AI Assistant with Ollama
InstaCRUD ships with a built-in AI Assistant that works out of the box with cloud and local AI providers. Ollama is the local option — it runs large language models on your own hardware with no API keys, no cloud calls, and no data leaving your machine, giving you a fully private AI assistant that works entirely offline.
What Ollama is
Ollama is a free, open-source tool that downloads and serves LLMs through a local REST API compatible with the OpenAI spec. You install it once, pull the models you want, and any app that speaks OpenAI can talk to it — including InstaCRUD.
Setting up Ollama
1. Install Ollama
Download and install Ollama from ollama.com. It supports macOS, Linux, and Windows.
After installation, Ollama runs as a background service and exposes its API at http://localhost:11434.
2. Configure InstaCRUD
Add (or verify) the following in your .env file:
OLLAMA_BASE_URL=http://localhost:11434/v1
That's it. InstaCRUD's AI framework connects to Ollama through the same client it uses for every other provider.
3. Seed the model catalogue
Run the init script to populate the database with the pre-configured Ollama models:
cd backend
poetry run python init/init_ai_models.py
Pre-configured models
All chat models are under 15 B parameters — chosen to run realistically on a typical consumer GPU (typically 6–12 GB VRAM). The embedding models are lightweight and CPU-friendly.
Chat & completion
| Model | Pull tag | Size | Notes |
|---|---|---|---|
| Mistral 7B | mistral:latest | 7 B | Fast general-purpose chat |
| Mixtral 8x7B | mixtral:latest | 8×7 B MoE | Higher quality, needs more RAM |
| Dolphin Mixtral 8x7B | dolphin-mixtral:latest | 8×7 B MoE | Uncensored Mixtral fine-tune |
| DeepSeek R1 Distill 14B | deepseek-r1:14b | 14 B | Reasoning / chain-of-thought |
| Llama 3.2 Vision 11B | llama3.2-vision:11b | 11 B | Vision — accepts image input |
| Qwen 3.5 9B | qwen3.5:9b | 9 B | Reasoning + vision |
| Qwen3 VL 8B | qwen3-vl:8b | 8 B | Vision + reasoning |
Embeddings
| Model | Pull tag | Notes |
|---|---|---|
| Nomic Embed v1.5 | nomic-embed-text:latest | General-purpose embeddings |
| BGE Large English v1.5 | znbang/bge:large-en-v1.5-q4_k_m | High-quality English embeddings |
Pulling all models
Run these commands to download every pre-configured model. Each pull may take a few minutes depending on your connection:
# Chat models
ollama pull mistral
ollama pull mixtral
ollama pull dolphin-mixtral
ollama pull deepseek-r1:14b
ollama pull llama3.2-vision:11b
ollama pull qwen3.5:9b
ollama pull qwen3-vl:8b
# Embedding models
ollama pull nomic-embed-text
ollama pull znbang/bge:large-en-v1.5-q4_k_m
You don't need to pull all of them — pull only the ones you plan to enable. Start with mistral if you want the smallest footprint and good quality for the size.
What you get
Once configured, the AI Assistant works exactly as it does with cloud providers, with two differences:
- Fully private — all inference runs on your machine; nothing is sent to any external service.

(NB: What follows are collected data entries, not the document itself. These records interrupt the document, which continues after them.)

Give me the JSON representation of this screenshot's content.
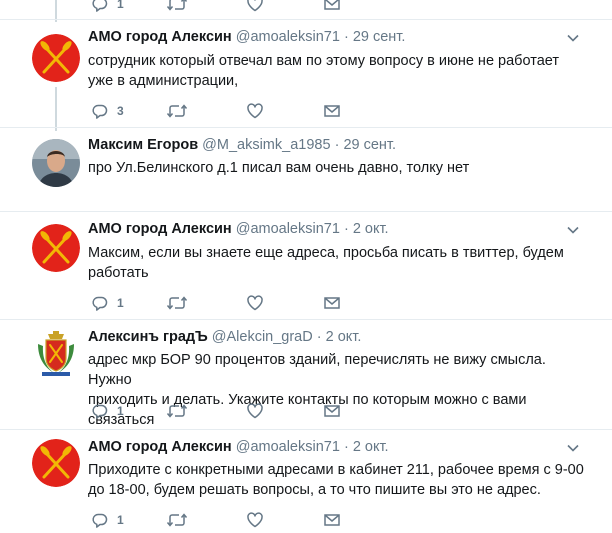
{
  "top_actions": {
    "reply_count": "1"
  },
  "tweets": [
    {
      "name": "АМО город Алексин",
      "handle": "@amoaleksin71",
      "sep": "·",
      "date": "29 сент.",
      "line1": "сотрудник который отвечал вам по этому вопросу в июне  не работает",
      "line2": "уже в администрации,",
      "reply_count": "3"
    },
    {
      "name": "Максим Егоров",
      "handle": "@M_aksimk_a1985",
      "sep": "·",
      "date": "29 сент.",
      "line1": "про Ул.Белинского д.1 писал вам очень давно, толку нет",
      "line2": "",
      "reply_count": ""
    },
    {
      "name": "АМО город Алексин",
      "handle": "@amoaleksin71",
      "sep": "·",
      "date": "2 окт.",
      "line1": "Максим, если вы знаете еще адреса, просьба писать в твиттер, будем",
      "line2": "работать",
      "reply_count": "1"
    },
    {
      "name": "Алексинъ градЪ",
      "handle": "@Alekcin_graD",
      "sep": "·",
      "date": "2 окт.",
      "line1": "адрес мкр БОР 90 процентов зданий, перечислять не вижу смысла. Нужно",
      "line2": "приходить и делать. Укажите контакты по которым можно с вами связаться",
      "reply_count": "1"
    },
    {
      "name": "АМО город Алексин",
      "handle": "@amoaleksin71",
      "sep": "·",
      "date": "2 окт.",
      "line1": "Приходите с конкретными адресами в кабинет 211, рабочее время с 9-00",
      "line2": "до 18-00,  будем решать вопросы, а то что пишите вы это не адрес.",
      "reply_count": "1"
    }
  ],
  "colors": {
    "icon_gray": "#657786",
    "divider": "#e6ecf0",
    "thread_line": "#cfd9de",
    "logo_red": "#e2231a",
    "logo_gold": "#f2b705"
  }
}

- No usage costs — Ollama models have no per-token charges. The credit system in InstaCRUD still tracks usage internally, but no real money is spent.
Switch between Ollama and cloud models at any time from the model dropdown in the assistant.
Tips
- Not enough VRAM? Ollama will offload layers to CPU automatically, at the cost of speed. Mistral 7B can run on CPU-only, just slowly.
- Adding more models? Any model available on ollama.com/library can be added to
init_ai_models.pyas a new entry withservice: AiServiceProvider.OLLAMA. See Using the AI Framework for details.